Rockall Technologies announced today that the Federal Home Loan Bank of Pittsburgh has implemented Rockall's Systematic Tracking of Collateral (STOC) solution.
FHLBank Pittsburgh is one of six Federal Home Loan Bank System institutions that have chosen STOC for management of the liquid assets and mortgage collateral pledged to secure low-cost loans to member banks.
Robert Kovach, director of collateral services at FHLBank Pittsburgh, noted "We needed a platform that would minimize both operational risk and credit risk. We also wanted to streamline and automate our approach to generating accurate and timely information for internal auditors and to satisfy bank examiners' requirements.
"Rockall gave us all that and more.
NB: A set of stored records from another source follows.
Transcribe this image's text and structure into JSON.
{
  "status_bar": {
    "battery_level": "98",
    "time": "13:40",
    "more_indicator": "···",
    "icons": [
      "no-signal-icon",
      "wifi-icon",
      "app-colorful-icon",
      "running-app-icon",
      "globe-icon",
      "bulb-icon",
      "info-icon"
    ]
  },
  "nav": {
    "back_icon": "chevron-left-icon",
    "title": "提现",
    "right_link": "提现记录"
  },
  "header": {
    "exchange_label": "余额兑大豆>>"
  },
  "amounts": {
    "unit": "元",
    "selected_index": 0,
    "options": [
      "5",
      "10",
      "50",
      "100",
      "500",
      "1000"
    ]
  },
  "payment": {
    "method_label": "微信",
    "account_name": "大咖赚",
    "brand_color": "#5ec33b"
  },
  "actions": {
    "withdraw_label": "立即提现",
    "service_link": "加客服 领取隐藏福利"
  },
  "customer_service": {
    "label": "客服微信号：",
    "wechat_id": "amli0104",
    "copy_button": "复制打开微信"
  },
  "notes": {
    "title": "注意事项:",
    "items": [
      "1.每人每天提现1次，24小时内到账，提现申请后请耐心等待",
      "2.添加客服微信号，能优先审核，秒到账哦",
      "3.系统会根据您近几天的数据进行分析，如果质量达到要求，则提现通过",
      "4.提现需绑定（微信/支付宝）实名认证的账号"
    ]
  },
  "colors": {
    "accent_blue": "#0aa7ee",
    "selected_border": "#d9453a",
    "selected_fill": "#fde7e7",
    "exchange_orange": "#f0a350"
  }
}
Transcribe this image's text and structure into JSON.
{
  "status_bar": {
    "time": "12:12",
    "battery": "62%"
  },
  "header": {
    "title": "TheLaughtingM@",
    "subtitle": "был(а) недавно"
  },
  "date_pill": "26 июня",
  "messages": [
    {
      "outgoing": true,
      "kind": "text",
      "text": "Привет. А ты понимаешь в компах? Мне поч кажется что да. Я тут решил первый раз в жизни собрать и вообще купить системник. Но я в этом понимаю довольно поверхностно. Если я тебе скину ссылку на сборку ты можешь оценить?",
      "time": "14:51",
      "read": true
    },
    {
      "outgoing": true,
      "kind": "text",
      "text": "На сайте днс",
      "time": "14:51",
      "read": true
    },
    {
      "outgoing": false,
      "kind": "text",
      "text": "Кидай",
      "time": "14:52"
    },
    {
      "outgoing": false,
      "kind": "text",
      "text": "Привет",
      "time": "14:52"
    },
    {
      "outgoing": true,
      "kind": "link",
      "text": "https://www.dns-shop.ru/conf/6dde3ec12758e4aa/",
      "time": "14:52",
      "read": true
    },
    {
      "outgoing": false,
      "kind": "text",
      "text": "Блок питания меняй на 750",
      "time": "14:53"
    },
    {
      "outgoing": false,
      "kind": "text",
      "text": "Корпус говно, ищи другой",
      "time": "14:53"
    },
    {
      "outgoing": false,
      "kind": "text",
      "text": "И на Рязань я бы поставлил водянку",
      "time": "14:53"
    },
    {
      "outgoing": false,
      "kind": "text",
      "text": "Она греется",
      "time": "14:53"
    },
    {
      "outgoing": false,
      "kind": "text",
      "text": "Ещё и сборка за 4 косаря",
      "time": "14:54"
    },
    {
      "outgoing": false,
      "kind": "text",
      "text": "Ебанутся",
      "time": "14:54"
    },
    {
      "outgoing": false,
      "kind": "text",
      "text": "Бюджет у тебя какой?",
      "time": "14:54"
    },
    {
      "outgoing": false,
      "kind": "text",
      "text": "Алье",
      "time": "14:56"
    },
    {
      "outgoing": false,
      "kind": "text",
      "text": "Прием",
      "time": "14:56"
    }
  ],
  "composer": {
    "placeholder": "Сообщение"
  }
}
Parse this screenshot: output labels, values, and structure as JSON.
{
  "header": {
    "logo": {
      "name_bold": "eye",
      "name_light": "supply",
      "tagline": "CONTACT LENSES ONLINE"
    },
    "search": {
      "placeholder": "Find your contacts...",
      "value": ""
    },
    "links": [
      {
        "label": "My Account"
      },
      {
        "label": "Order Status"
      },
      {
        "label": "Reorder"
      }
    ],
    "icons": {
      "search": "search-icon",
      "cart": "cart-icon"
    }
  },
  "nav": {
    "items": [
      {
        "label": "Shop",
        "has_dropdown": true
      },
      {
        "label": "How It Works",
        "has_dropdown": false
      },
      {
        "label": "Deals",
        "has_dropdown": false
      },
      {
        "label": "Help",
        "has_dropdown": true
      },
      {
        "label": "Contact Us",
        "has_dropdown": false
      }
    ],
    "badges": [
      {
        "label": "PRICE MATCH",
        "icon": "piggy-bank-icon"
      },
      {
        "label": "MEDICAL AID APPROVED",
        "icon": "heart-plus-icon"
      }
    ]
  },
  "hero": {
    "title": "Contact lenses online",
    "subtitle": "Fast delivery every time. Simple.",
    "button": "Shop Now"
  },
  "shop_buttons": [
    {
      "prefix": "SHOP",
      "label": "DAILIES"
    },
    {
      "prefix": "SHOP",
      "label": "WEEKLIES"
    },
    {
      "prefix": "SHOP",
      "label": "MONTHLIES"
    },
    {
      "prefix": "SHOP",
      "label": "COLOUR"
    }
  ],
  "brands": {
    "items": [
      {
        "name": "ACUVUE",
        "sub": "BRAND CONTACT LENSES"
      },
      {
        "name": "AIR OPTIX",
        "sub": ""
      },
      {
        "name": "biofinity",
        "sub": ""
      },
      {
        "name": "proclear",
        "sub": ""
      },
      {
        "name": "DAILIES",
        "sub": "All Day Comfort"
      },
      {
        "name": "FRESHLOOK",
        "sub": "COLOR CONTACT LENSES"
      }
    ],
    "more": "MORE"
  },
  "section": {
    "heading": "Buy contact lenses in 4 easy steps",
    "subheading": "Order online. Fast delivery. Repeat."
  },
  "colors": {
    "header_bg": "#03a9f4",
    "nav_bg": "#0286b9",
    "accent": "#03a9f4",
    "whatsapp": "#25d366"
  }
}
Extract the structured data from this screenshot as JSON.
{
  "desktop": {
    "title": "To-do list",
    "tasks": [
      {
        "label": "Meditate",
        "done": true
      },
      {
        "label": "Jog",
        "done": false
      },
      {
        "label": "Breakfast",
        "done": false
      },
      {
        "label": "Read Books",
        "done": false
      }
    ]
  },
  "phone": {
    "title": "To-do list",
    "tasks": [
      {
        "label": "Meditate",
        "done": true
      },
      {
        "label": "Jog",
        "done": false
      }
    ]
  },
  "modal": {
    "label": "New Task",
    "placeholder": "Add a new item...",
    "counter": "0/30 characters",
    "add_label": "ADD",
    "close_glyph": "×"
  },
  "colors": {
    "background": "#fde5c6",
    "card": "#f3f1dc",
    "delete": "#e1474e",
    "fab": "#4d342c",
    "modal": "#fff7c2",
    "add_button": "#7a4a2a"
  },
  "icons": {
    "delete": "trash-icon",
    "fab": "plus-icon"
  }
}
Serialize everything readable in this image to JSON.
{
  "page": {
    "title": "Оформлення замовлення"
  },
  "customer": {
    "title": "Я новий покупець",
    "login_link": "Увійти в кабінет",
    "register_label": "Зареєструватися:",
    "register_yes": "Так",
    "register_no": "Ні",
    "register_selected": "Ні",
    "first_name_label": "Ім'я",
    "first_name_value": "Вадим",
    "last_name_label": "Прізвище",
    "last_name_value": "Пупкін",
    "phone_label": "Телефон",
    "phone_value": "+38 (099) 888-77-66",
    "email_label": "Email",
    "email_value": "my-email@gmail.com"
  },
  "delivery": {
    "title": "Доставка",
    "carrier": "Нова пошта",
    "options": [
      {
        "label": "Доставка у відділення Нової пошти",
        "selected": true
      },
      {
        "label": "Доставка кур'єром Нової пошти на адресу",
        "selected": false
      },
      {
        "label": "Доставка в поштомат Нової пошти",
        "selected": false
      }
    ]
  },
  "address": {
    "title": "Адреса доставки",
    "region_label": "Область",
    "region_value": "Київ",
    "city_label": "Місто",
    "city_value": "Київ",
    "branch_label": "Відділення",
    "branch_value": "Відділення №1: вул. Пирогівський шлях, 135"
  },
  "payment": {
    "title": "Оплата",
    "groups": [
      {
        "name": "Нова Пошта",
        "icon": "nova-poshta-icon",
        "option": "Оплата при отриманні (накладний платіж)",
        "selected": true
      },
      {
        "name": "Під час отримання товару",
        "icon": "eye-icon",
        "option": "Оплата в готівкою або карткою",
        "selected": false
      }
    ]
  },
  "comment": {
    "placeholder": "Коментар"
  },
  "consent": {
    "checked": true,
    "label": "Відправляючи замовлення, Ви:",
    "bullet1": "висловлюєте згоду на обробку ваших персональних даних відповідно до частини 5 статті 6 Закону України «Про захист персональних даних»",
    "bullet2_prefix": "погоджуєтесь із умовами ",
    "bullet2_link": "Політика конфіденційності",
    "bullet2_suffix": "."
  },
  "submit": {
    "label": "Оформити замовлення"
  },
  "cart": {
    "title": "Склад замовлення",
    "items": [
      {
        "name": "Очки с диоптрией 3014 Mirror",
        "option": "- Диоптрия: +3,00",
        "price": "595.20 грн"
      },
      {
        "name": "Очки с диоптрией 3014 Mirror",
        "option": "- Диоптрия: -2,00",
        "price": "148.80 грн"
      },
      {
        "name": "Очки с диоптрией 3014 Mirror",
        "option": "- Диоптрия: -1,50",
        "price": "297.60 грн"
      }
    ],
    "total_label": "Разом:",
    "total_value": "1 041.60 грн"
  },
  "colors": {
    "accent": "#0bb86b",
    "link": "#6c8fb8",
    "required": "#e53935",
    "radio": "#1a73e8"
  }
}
They are experts in collateral management, a vital core discipline in banking. They have an impressive set of client references and a track record of successful delivery."
STOC is the only system that gives financial institutions the enterprise-wide, real-time operational capability to value, monitor and manage collateral of all types and for all lines of business. Its features include:
- automated management, tracking, and valuation of portfolios of mixed whole- loan and securities collateral
- seamless integration with other banking systems, securities custodians, and market pricing systems
- accurate, immediate evaluation of lending positions, exposures, loan-to-value, loan-to-margin, and concentration levels
- detection of policy exceptions and instantaneous generation of alerts
- eligibility analyses based on predetermined policies and valuations from multiple market sources, with application of "haircuts" as specified.
Rockall CEO Luke Nestor cited Federal Reserve Chairman Ben Bernanke's May 5 address to Congress as evidence that collateral management, Rockall's focus since its founding in 1999, is regarded as essential by the country's top regulatory body.
"Chairman Bernanke told the Joint Economic Committee that the Fed would be revamping its disclosure policies and providing additional information including: measures of concentrations of credit among borrowers; monthly information on collateral taken under its lending programs; breakouts by types of collateral and by ratings categories; and additional valuations of collateral.
"All this highlights the importance of collateral management as a core capability of banking, not as an adjunct or subset of loan operations or risk management.
"We are proud to be working with the Federal Home Loan Banks. They consider implementation of systematic collateral controls as central to their credit limit management and risk mitigation strategies," concluded Nestor.